Not being able to ask him questions. Not the life-changing questions like "What is my calling in life?" But the little ones like "Dad, where is the air tank?" "Why doesn't the air compressor turn on?" Both questions he could have answered in 5 seconds.
This feeling struck me and struck me hard this past week when I spent a couple of days up at the farm (as long as I live I will refer to that place as "the farm" which puzzles the Hubby because he says "We live on a farm". Yes, honey, we do but it isn't THE FARM.)
Where was I??
Oh yes, I was at THE FARM and wanted to mow some of the vegetation (I refer to it as vegetation because it is so far removed from any resemblance of lawn) in the front yard. One of the tires on the lawn mower was flat. And I couldn't find the air tank.

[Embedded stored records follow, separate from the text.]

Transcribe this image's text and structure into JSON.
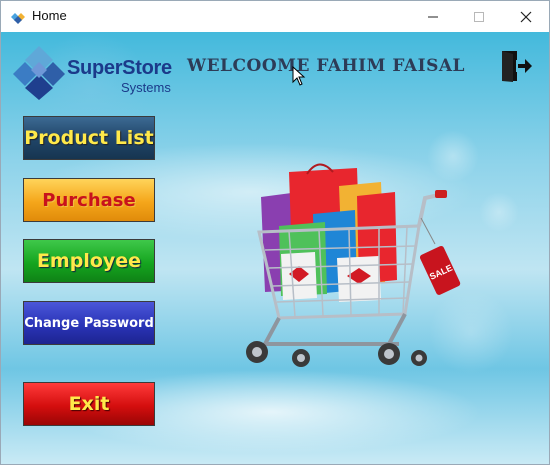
{
  "window": {
    "title": "Home"
  },
  "brand": {
    "name": "SuperStore",
    "sub": "Systems",
    "colors": {
      "primary": "#1b3a8a",
      "diamond": "#2f5fa8"
    }
  },
  "header": {
    "welcome": "WELCOOME FAHIM FAISAL"
  },
  "menu": {
    "product_list": "Product List",
    "purchase": "Purchase",
    "employee": "Employee",
    "change_password": "Change Password",
    "exit": "Exit"
  },
  "cart": {
    "tag_text": "SALE"
  },
  "icons": [
    "app-icon",
    "minimize-icon",
    "maximize-icon",
    "close-icon",
    "logout-icon",
    "shopping-cart-illustration",
    "mouse-cursor-icon"
  ]
}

So I drove the mower ever-so-slowly over to the shop. Then the air compressor didn't have any air in it. I dinked around and finally got enough air out of the compressor to fill the tire. And as I was mowing, thought about all the questions that I will have for which my dad cannot answer and I never thought to ask. Like where is the air tank.
When I parked the mower in the quonset and went to pull the door shut, I saw the air tank sitting on the west side.
And I shed a tear because I knew that had I called him even in Tennessee, Dad would have known exactly where it was.